Da Silva has proposed several mechanisms by which gonadal steroids may modulate the sensitivity of target tissues towards glucocorticoids.49 In animal and cell culture studies, 17β oestradiol has been show to decrease the expression of the glucocorticoid receptor and thereby to decrease glucocorticoid sensitivity.50 Furthermore, expression of heat shock proteins 70 and 90, which are essential in keeping the glucocorticoid receptor in the cytoplasm in an inactive state (although it can be ligand activated), are modulated by female gonadal steroids.51,52
Several limitations of our study require consideration. Firstly, our investigation focused on a working population and, thus, may not be generalisable to clinical populations and to people with overt atherosclerotic disease in particular. Secondly, we can only speculate as to whether the observed differences between men and women are clinically relevant. Thirdly, as we did not assess sex steroids, possible explanations for the observed sex differences in cytokine release and glucocorticoid sensitivity are not unequivocally attributable to hormonal issues. Fourthly, we compared very different group sizes of men and women potentially resulting in different variances of mean values of variables of interest. While Levene’s test showed that variances of uninhibited lipopolysaccharide stimulation of TNFα and IL-6 and of the four IC50 estimates were equal, three of the 20 computations across the four inhibition curves suggested a violation of this assumption (data not shown). Nonetheless, since we built our argument on sex differences in uninhibited stimulation of proinflammatory cytokines and calculated IC50 values, we feel that this caveat did not invalidate our findings.

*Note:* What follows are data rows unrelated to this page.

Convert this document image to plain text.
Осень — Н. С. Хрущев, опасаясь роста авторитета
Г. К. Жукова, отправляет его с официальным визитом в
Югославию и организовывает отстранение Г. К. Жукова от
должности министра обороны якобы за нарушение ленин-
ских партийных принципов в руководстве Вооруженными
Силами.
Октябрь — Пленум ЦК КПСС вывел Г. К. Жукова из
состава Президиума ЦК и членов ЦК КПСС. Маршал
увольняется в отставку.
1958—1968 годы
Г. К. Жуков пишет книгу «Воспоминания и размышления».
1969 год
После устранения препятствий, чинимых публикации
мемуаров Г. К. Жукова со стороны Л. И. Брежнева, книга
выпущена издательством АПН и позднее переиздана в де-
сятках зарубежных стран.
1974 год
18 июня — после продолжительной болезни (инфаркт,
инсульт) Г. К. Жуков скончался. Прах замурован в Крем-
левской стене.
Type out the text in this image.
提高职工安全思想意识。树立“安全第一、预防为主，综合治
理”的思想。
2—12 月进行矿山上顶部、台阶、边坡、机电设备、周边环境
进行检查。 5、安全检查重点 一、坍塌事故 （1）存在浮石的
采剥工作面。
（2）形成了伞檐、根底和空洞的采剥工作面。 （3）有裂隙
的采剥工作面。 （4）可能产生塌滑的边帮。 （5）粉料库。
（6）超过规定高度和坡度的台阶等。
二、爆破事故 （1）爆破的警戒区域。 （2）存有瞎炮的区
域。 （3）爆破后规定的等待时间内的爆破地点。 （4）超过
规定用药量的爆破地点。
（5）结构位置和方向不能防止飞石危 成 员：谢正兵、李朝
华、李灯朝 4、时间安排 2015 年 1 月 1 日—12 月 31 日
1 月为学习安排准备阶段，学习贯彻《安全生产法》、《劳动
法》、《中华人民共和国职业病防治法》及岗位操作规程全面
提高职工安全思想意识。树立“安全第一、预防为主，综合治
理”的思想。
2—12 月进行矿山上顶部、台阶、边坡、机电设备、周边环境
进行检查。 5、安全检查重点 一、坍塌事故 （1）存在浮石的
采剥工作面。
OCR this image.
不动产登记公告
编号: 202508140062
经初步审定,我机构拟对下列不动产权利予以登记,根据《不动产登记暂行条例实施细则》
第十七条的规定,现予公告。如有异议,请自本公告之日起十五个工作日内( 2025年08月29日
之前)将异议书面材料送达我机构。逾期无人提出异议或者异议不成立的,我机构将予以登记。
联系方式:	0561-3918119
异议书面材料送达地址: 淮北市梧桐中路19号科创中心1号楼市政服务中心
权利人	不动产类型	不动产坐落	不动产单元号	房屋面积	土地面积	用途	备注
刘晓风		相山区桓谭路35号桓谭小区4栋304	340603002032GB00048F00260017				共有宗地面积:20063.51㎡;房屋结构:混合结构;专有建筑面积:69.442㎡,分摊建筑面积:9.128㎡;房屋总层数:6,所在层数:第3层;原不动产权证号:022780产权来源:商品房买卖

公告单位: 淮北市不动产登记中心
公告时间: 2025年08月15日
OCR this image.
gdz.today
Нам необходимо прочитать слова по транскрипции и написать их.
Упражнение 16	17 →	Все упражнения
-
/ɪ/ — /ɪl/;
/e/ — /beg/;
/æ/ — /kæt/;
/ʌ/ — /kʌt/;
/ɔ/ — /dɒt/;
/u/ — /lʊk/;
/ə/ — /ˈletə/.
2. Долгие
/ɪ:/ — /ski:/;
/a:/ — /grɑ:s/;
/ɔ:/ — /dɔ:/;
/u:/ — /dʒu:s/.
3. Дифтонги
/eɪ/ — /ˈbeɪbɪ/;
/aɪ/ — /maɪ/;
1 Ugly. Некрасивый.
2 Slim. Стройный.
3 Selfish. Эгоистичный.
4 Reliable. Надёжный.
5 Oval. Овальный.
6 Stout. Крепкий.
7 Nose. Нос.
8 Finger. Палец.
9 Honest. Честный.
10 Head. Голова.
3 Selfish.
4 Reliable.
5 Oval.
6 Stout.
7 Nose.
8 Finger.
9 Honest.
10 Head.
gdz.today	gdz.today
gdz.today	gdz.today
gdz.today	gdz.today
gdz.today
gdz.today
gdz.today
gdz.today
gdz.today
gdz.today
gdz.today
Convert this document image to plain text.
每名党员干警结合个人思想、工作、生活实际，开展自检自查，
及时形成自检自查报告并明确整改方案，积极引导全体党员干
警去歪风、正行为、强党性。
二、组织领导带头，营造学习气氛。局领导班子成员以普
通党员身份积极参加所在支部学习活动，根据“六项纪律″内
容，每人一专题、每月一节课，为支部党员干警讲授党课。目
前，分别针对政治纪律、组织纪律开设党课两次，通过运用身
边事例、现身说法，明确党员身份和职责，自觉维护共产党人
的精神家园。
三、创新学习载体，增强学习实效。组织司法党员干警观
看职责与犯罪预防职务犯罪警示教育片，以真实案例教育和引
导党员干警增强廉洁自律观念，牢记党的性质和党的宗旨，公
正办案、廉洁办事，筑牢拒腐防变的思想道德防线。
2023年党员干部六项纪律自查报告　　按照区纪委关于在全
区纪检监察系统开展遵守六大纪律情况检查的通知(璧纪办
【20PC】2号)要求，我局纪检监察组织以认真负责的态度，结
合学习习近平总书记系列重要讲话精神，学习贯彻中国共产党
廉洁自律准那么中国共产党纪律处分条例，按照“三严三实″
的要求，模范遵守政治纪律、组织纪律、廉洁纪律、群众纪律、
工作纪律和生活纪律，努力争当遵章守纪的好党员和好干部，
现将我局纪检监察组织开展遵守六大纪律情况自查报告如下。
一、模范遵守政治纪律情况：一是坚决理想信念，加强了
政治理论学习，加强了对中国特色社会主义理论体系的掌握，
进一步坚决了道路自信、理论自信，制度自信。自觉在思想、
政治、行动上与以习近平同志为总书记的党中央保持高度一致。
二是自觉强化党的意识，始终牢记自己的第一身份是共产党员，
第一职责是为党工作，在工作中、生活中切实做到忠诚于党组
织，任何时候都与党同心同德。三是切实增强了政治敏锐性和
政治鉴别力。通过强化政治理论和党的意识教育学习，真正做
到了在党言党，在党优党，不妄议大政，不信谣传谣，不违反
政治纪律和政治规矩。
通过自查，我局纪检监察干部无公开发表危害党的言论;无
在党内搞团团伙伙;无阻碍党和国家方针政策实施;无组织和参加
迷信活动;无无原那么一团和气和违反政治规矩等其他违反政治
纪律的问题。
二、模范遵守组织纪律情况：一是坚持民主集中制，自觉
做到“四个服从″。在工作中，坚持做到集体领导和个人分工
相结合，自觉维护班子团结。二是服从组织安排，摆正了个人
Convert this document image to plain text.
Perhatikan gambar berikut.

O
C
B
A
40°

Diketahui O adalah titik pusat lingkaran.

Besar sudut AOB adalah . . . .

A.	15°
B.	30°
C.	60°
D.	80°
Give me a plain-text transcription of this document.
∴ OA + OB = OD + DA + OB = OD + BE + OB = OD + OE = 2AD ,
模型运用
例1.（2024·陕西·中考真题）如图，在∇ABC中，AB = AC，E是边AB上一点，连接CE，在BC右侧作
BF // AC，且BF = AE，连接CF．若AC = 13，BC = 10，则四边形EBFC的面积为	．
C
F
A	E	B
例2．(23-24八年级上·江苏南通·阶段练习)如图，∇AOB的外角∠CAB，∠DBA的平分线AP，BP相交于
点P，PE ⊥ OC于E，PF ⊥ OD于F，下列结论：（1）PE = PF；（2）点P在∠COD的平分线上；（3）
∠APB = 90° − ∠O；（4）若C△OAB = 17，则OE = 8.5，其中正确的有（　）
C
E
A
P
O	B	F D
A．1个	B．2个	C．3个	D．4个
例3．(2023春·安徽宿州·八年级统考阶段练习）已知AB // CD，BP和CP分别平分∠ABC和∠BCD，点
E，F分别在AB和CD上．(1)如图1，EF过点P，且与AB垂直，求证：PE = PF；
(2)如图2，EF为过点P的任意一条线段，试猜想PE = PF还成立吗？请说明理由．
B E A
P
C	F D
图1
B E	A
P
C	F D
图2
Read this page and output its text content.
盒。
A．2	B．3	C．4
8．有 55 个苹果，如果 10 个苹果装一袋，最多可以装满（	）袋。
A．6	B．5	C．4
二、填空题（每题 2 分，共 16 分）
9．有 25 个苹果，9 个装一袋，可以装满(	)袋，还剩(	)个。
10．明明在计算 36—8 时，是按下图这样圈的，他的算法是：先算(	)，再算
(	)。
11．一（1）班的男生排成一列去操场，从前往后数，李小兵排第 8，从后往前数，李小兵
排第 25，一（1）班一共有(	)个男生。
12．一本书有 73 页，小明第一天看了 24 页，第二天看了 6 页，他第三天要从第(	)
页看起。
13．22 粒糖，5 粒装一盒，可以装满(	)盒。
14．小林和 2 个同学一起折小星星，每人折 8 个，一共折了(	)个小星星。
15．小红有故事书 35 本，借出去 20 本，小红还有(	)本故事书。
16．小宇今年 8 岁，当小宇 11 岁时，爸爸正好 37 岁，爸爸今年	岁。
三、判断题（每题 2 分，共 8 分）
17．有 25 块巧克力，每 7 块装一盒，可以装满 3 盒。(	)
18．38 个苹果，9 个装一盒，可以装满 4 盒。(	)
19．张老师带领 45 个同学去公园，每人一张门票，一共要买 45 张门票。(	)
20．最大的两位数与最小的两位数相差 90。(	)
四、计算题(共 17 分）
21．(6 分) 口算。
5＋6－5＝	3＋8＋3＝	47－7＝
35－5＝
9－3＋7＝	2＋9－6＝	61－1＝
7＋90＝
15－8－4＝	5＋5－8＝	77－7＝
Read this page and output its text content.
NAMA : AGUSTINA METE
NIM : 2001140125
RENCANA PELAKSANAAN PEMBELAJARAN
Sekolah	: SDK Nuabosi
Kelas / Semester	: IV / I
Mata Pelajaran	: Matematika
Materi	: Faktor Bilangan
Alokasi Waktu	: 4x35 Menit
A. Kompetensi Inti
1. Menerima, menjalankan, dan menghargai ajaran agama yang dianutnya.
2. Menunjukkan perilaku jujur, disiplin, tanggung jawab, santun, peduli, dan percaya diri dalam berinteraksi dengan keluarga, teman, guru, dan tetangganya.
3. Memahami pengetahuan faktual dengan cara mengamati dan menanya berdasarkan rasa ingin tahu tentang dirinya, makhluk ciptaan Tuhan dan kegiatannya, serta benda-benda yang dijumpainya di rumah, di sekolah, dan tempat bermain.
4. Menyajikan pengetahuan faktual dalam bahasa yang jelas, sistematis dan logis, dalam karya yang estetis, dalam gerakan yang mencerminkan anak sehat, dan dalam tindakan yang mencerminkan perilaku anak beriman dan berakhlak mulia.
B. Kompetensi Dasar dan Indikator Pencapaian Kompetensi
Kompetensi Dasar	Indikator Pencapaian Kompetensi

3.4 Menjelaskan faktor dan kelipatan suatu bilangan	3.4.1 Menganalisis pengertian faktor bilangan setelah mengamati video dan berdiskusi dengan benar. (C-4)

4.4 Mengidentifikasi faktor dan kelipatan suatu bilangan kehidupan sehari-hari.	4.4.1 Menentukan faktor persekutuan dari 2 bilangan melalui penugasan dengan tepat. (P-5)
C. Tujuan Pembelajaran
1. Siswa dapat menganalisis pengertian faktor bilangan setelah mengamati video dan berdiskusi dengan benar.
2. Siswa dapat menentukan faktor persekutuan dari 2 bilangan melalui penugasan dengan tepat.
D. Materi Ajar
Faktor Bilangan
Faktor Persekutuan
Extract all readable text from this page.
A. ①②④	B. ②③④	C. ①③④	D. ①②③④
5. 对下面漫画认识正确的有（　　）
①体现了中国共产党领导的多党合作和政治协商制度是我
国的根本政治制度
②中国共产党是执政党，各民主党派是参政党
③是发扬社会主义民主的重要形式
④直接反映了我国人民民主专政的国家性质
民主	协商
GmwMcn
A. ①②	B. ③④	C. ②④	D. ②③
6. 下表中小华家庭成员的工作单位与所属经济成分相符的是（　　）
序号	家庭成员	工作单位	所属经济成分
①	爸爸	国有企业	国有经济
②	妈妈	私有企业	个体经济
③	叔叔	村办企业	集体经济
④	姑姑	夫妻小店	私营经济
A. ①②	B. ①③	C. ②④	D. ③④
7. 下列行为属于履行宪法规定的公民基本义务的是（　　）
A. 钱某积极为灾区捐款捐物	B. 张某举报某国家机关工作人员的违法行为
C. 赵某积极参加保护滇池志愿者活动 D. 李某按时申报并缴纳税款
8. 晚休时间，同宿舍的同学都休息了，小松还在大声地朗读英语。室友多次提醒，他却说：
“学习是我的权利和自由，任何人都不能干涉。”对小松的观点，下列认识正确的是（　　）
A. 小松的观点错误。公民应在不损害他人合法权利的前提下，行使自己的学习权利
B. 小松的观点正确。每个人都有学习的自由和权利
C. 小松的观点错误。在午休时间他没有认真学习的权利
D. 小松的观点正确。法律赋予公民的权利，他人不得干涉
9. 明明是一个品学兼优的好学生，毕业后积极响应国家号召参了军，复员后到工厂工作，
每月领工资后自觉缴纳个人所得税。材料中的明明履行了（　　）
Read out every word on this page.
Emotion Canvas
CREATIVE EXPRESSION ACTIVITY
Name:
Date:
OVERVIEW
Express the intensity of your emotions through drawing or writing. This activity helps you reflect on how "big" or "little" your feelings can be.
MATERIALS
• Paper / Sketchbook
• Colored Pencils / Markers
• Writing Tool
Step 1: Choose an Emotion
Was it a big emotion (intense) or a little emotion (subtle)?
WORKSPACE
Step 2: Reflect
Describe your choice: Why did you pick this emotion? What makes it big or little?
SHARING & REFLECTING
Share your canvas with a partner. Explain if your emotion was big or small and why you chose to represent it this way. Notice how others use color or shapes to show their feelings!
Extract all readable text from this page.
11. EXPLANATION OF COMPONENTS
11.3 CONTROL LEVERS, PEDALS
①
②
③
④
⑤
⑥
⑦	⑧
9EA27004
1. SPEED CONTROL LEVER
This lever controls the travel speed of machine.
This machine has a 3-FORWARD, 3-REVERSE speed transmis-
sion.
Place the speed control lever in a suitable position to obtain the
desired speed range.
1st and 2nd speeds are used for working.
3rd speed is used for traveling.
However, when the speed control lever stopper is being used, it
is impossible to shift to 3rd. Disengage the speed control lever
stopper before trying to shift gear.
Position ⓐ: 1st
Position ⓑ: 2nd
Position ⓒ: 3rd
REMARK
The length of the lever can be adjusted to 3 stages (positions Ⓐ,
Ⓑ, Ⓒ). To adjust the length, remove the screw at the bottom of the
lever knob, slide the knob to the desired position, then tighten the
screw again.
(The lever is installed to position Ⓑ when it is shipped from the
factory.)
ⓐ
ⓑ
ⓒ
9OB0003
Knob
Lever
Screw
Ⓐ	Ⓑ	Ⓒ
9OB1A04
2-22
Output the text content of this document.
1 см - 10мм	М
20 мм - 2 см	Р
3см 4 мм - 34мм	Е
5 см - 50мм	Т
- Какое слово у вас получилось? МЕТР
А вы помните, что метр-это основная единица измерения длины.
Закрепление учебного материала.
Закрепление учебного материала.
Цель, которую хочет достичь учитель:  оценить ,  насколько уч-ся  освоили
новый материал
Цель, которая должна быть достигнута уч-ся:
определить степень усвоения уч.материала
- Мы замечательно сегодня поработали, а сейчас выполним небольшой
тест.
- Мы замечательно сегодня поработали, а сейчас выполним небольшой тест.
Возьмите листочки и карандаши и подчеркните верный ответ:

In summary, our data show that monocytes from middle aged men have reduced responsiveness to glucocorticoids even when established cardiovascular risk factors are controlled for. This finding of reduced glucocorticoid sensitivity in men implies relatively sustained cytokine production once monocytes have encountered stressful stimuli (such as lipopolysaccharide). Such a mechanism may be one possible biological pathway linking sex to progression of atherosclerotic disease and increased coronary risk in men.
This work was supported by grants from the EADS GmbH, Werk Augsburg, Germany, and from the Swiss Federal Institute of Technology.